Leaving the Civil Rights Establishment Behind

If, like some readers, you haven't been convinced that there really is any substantial disagreement among progressive advocates about NCLB, this week's Samuel Freedman column in the NYT makes the case pretty vividly.

What Freedman leaves out about Taylor and the civil rights groups is even more important.


In the column (Parting Liberal Waters Over NCLB), Freedman profiles the broken friendships and "intellectual gridlock" that has shaped up over NCLB between pragmatic-minded civil rights icon Bill Taylor and much of the liberal left.

Taylor, a longtime civil rights advocate and desegregation champion, scorns others' calls for larger societal fixes like universal health care and school integration as a replacement or precondition for NCLB's higher standards and parental choice -- despite the fact that some of the most vocal critics of NCLB like Gary Orfield are former comrades in arms.
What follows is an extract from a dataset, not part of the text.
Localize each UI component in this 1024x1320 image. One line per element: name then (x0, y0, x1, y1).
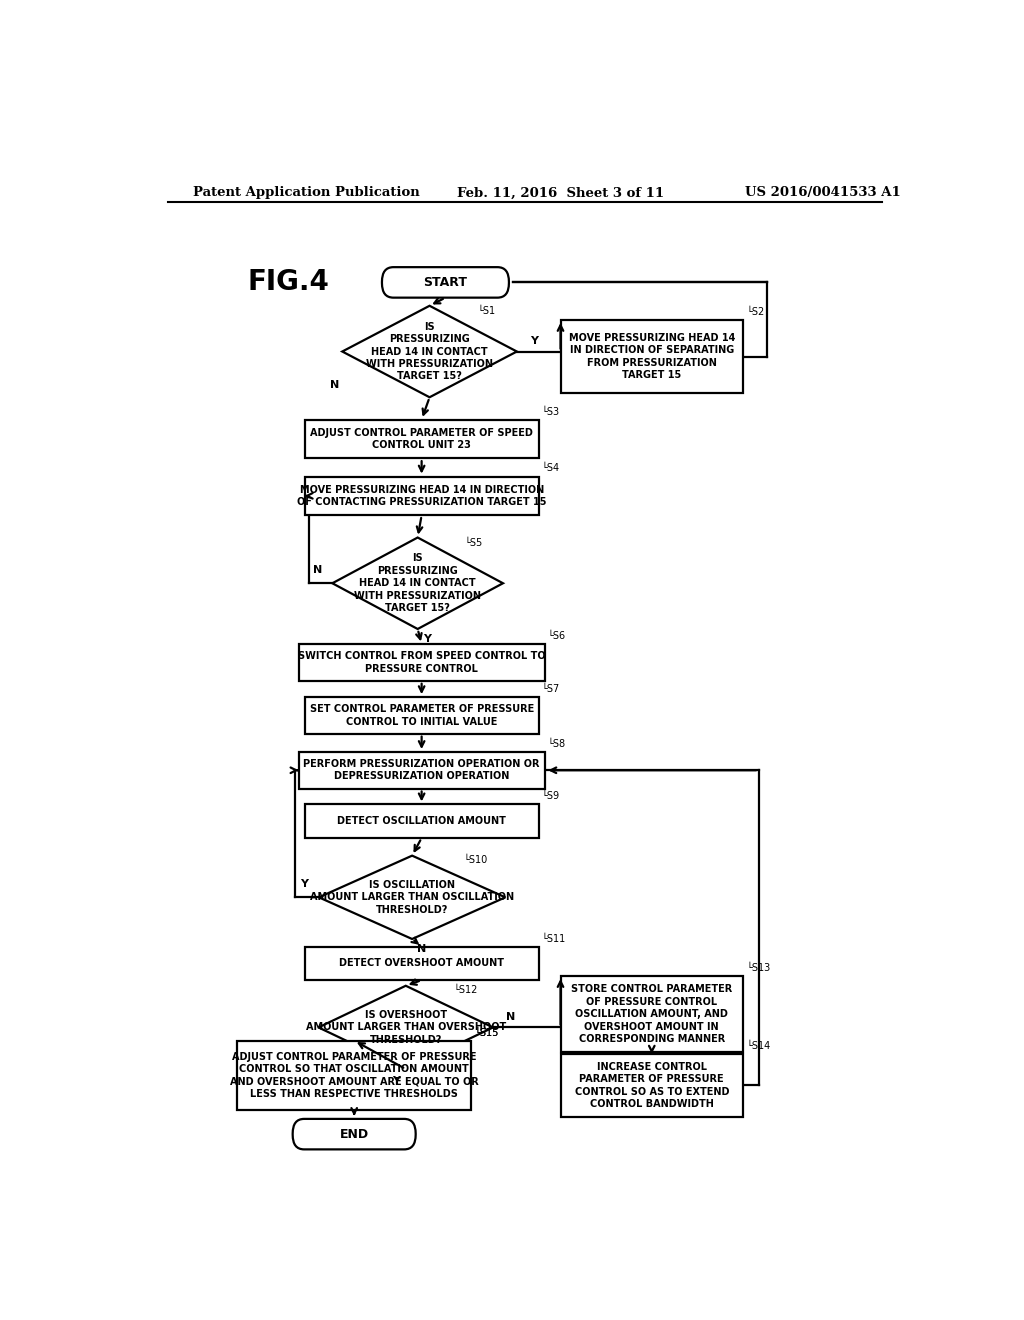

In addition to highlighting Taylor's gamble, the column also reminds those of us who may have forgotten that it's now been 30 years since the Supreme Court overturned involuntary regional school desegregation orders that would be the only realistic way to integrate urban school districts.

What the Times profile doesn't make entirely clear, however, is just what sacrifices Taylor has taken for his beliefs, just how easy it would have been for him join the anti-NCLB bandwagon and rest on his laurels, and -- perhaps most important --
just how amazingly silent most other civil rights organizations have been about NCLB and the process that led to its creation.

In the current environment, folks like Orfield and Kozol seem to carry the mantle for civil rights. But where does that leave everyone else?

Asleep at the wheel, internally conflicted, or blindly following Democratic political imperatives.

This division has been noted before:

EdWeek's Karla Scoon Reid noted internal divisions among civil rights advocates last summer, pointing out that some groups -- the Education Trust, NCLR, and Taylor's CCCR -- had split off from the rest of the pac and joined a new pro-standards organization, while most -- including LULAC, the NAACP -- had joined the NEA and FairTest in opposition to the law.

In July, the USAT's Richard Whitmire took note of the missing response from civil rights advocates like Orfield to the release of the national NAEP figures, which were generally up.

And the WSJ noted that it was Taylor's organization that responded to the threat of a lawsuit from Connecticut. At one point, Taylor considered filing a countersuit against the state for failing to educate its poor and minority children.

When the law was first created, many noted that it took its name from the CDF tag line, "leave no child behind." What few noted at the time was that the CDF had been dormant for nearly a decade on education issues and, having pretty much left the field, was helpless to do much about it.

This context makes Taylor's stance all the more notable. I've seen him go to bat for the NCLB several times over the past few years. He knows going in that he's not going to make any friends or win many converts on panels and among audiences that are usually stacked against him. Right or wrong, it's pretty impressive.


Anonymous Howie said...

Bill Taylor's activism is certainly impressive, as is his record and legacy. Still, he has not adequately finessed the line between being a "pragmatic" school reform advocate and an apologist for the big bark and no bite of NCLB. If he really wants to stake his legacy on something that will change schools, then he needs to get cozy with Mike Rebell [of the Campaign for Fiscal Equity]. At present, his blending of wishful thinking masked as civil rights does little good to his good name, nor the students he is attempting to serve. In fact, it does some harm to the kids who need financial resources, that will not be forthcoming under NCLB, as much as they need high expectations.